Fortran has a base in bioinformatics and, in fact, R itself is programmed in C and Fortran. Starting out in bioinformatics, though, I would not recommend to anybody to start with Fortran, purely based on the fact that coding in Fortran is absolutely not necessary to forge a career in bioinformatics.

As you mentioned your interest in single cell RNA-seq analyses, I cannot see past recommending that you start with R.

Edit: to give you an idea of my own career: I branched into bioinformatics from a wet lab and comp science background. JAVA and Visual Basic were my strongest languages. ~90% of what I now do is done in R. If I need to work with large text files, I have enough expertise in BASH / shell scripting such that I never have to use Python.

Kevin

3
Entering edit mode
2.3 years ago
Mensur Dlakic ★ 20k

Some of my friend and professor suggested me to focus on FORTRAN.

I don't mean to sound harsh, but I wouldn't want to have friends like that :-)) While FORTRAN is still in limited use, and oddly enough even COBOL, you will not improve your job prospects in Bioinformatics or make it easier to use other tools by learning FORTRAN.

As to the other languages you mentioned, C and Java are definitely useful in Bioinformatics.

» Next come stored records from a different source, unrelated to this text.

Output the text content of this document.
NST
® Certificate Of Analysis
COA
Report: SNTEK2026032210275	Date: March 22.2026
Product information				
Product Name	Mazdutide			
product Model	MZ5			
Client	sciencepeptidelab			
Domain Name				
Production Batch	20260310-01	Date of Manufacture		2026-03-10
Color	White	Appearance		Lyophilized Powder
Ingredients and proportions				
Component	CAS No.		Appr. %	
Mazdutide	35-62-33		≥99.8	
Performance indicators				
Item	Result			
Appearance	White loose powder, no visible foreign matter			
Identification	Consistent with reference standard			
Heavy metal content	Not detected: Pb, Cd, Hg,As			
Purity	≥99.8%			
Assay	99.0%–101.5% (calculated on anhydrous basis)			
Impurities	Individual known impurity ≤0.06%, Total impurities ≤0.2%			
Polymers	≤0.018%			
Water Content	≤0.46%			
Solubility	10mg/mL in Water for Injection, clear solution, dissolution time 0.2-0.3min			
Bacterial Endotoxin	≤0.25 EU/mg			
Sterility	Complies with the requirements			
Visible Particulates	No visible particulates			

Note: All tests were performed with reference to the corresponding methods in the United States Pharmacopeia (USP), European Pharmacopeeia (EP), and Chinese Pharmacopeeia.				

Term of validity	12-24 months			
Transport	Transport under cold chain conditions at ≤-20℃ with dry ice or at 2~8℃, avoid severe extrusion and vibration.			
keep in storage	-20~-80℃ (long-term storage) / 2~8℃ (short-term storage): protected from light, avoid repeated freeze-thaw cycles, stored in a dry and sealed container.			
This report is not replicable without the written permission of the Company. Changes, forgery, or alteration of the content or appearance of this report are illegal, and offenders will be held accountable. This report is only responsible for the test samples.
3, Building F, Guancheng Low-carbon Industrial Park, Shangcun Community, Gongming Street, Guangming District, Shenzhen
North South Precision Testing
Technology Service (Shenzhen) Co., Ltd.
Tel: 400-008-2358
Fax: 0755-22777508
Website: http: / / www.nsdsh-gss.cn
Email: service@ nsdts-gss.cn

If you are developing tools for your own research, you could stop at those two languages as you will likely be able to do most things. If you want to distribute your tools and hope to attract wide audience, then it will probably come down to python and R. I regularly use python and rarely use R, but would still not hesitate to recommend R because many tools that exist in python are also available in R. My empirical (and non-scientific) observation is that python is used by more people in Bioinformatics than R, though there are certainly areas where either one of them is better than the other. For your area of interest, my non-scientific observation is that R tools are more developed and therefore more widely used. That may spurn you to learn R to match the existing audience, or to learn python and fill the relative need in that area.

3
Entering edit mode
2.3 years ago
Juke34 ★ 7.2k

Nobody has mentioned Perl...This broke my heart ^^

2
Entering edit mode

Some people would contend that Perl is out there to break hearts ¯_(ツ)_/¯

1
Entering edit mode

We need bioinformatics people now more than ever. Let's not scare them away.

1
Entering edit mode

The kids don't appreciate the classics.

2
Entering edit mode
2.3 years ago

I am keen interest to know which language is mostly required for developing tools.

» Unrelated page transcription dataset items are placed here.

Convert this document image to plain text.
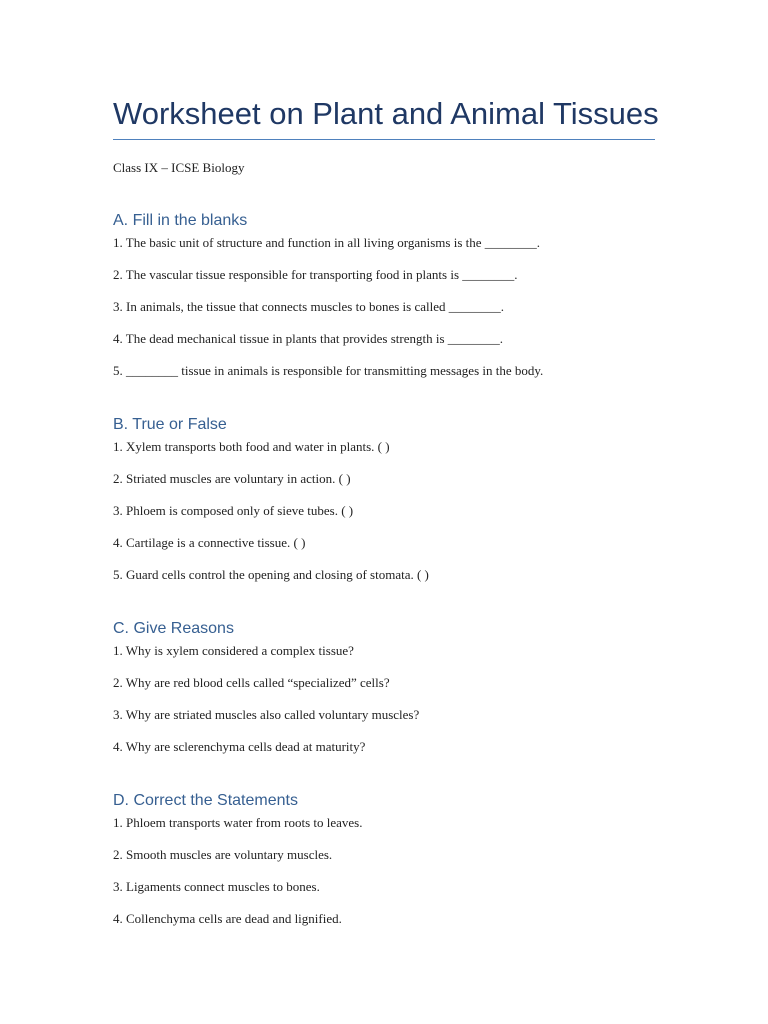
Worksheet on Plant and Animal Tissues
Class IX – ICSE Biology
A. Fill in the blanks
1. The basic unit of structure and function in all living organisms is the ________.
2. The vascular tissue responsible for transporting food in plants is ________.
3. In animals, the tissue that connects muscles to bones is called ________.
4. The dead mechanical tissue in plants that provides strength is ________.
5. ________ tissue in animals is responsible for transmitting messages in the body.
B. True or False
1. Xylem transports both food and water in plants. ( )
2. Striated muscles are voluntary in action. ( )
3. Phloem is composed only of sieve tubes. ( )
4. Cartilage is a connective tissue. ( )
5. Guard cells control the opening and closing of stomata. ( )
C. Give Reasons
1. Why is xylem considered a complex tissue?
2. Why are red blood cells called “specialized” cells?
3. Why are striated muscles also called voluntary muscles?
4. Why are sclerenchyma cells dead at maturity?
D. Correct the Statements
1. Phloem transports water from roots to leaves.
2. Smooth muscles are voluntary muscles.
3. Ligaments connect muscles to bones.
4. Collenchyma cells are dead and lignified.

Since your question is focused on tool development, some use Python to prototype or just get scripted work going, but toolkits that provide performance or memory efficiency improvements will almost always be written in C or C++. Python itself is written in C. Some portions of tools that lend themselves well to further optimization might be written in assembly, embedded in a larger C codebase.

If you are writing wrappers around other tools, then bash/Python/R are probably good languages to know. If you are writing core utilities, then C or C++ will probably give greater return on investment. If you are writing tools to do molecular simulations or mass spectroscopy, then FORTRAN might be a more useful, if domain-specific speciality, but it doesn't sound like that is your focus.

2
Entering edit mode
2.3 years ago
igor 12k

I am new to this bioinformatics and very much interested to develop tool for single cell RNA seq analysis ... I am keen interest to know which language is mostly required for developing tools.

If you are already know you want to get into scRNA-seq analysis, you should learn about the tools that are available. That will tell what kind of tools are available.

You should use some of those tools. That will give an idea of what those tools exactly do and what improvements are possible.

You can then check the source code for those tools. That will tell you what languages people are using. There is probably a reason why the authors of those tools picked that language. It may not be a very good reason, but they have more experience than you, so you should take their advice and use that language yourself.